Ya otras veces había tenido que donar alguna para cubrir el cuerpo de alguien que también a tiros había muerto en su barrio. Así trataban de hacer un poco más digna la espera.

Rápido regresó y arropó a su sobrino, ése que había vivido con ella de tanto en tanto. Lo acomodó. Y a su lado se quedó sentada. Ahí junto a José Antonio la muerte empezaba a hablar. Su voz era la de Juana, la del asesino, la del que iría a recoger el cuerpo, la del funerario que vendería el servicio a la familia, la del que prepararía al muerto, la del que lo enterraría, la del que quizás profane su tumba…
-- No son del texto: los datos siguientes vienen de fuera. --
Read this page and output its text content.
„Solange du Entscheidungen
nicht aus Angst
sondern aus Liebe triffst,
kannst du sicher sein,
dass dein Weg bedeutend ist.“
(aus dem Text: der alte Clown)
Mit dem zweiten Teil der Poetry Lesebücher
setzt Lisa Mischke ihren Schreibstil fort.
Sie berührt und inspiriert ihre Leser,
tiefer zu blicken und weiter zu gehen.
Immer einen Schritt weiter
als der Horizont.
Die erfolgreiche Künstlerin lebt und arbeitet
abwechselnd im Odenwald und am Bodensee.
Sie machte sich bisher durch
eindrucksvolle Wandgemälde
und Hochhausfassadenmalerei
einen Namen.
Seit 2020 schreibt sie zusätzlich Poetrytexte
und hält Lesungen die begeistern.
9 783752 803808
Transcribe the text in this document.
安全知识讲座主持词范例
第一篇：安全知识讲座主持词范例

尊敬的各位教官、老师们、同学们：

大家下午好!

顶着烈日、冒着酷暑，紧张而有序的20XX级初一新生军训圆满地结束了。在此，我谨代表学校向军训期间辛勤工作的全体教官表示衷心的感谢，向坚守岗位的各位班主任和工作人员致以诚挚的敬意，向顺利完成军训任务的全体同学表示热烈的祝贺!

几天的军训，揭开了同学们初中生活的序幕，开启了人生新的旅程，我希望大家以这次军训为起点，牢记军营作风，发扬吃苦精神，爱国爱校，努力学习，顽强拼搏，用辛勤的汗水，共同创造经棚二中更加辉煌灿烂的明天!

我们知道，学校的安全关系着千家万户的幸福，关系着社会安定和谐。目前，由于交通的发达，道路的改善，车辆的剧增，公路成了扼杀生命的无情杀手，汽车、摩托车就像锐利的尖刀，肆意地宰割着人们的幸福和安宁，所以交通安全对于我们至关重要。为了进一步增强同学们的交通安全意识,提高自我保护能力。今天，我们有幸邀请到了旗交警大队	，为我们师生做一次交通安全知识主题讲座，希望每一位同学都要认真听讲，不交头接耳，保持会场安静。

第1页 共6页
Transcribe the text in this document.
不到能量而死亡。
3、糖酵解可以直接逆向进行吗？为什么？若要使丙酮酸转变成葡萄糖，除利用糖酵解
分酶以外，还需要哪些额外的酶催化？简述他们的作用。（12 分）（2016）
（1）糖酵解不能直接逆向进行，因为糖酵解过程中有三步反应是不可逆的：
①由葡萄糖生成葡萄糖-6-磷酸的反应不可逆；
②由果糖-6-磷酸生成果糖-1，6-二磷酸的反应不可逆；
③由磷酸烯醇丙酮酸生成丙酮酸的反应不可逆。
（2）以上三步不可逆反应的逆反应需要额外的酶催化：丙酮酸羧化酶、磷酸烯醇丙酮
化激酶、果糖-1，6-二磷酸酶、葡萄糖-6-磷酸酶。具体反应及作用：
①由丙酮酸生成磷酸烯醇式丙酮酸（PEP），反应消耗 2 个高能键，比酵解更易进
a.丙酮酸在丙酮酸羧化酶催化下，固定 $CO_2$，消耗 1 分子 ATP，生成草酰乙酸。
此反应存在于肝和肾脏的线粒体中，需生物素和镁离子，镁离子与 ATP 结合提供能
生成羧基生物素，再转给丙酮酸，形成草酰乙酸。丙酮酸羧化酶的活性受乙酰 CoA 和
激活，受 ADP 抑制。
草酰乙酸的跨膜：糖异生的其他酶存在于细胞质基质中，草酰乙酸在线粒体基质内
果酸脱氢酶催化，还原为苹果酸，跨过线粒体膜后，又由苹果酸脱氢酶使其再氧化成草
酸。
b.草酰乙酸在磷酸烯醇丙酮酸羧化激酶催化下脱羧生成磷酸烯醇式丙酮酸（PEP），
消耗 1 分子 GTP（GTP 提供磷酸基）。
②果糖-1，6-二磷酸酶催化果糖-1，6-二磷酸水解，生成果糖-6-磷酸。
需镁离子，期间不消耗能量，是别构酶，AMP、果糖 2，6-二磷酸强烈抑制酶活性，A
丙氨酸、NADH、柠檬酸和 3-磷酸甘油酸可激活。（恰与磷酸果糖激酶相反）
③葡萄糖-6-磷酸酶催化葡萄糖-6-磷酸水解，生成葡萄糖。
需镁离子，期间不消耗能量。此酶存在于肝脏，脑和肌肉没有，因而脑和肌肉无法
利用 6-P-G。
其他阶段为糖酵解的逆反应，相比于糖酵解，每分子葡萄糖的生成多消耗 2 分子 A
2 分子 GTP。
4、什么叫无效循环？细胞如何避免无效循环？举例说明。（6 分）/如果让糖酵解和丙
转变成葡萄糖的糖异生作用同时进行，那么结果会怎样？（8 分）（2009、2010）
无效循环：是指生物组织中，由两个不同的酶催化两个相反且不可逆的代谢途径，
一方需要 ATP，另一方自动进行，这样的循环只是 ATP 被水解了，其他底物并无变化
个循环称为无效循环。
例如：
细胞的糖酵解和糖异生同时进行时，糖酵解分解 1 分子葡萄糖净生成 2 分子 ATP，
Pero hoy empezamos por escuchar a Juana. Las voces colmadas de dolor siempre son las primeras que hablan… Sus historias, como las de todos, empiezan con un tiro y con muchas lágrimas, con horas de lágrimas. Las de Juana sólo se secaron un rato pasadas las 9:30 de la mañana de ese domingo cuando un furgón de la morgue de Bello Monte llegó a recoger el cuerpo.

A esa hora, y como tantas otras veces, la tela sirvió para algo más que para esconder el cuerpo de los curiosos y de las moscas. Sirvió para que los furgoneteros la convirtieran en parihuela y con ella pudieran levantar a José Antonio y luego lanzarlo adentro de la cava. Sirvió además para bajarlo y dejarlo en la sala de autopsias una hora después. Su sábana, esa que lo había arropado del frío una noche antes, que había protegido a su bebé cuando dos días atrás se lo llevaron para que pasara el día con él, que había secado lágrimas y que había sido testigo de la creación de una vida, lo acompaña hoy y lo acurruca hasta el final.

Las sábanas siempre están allí entre las voces de la muerte y las miradas. Es una constante que se repite en el país. Más de cien mil pedazos de tela se han empapado de sangre porque en Caracas, las sábanas también acurrucan a los que mueren a tiros.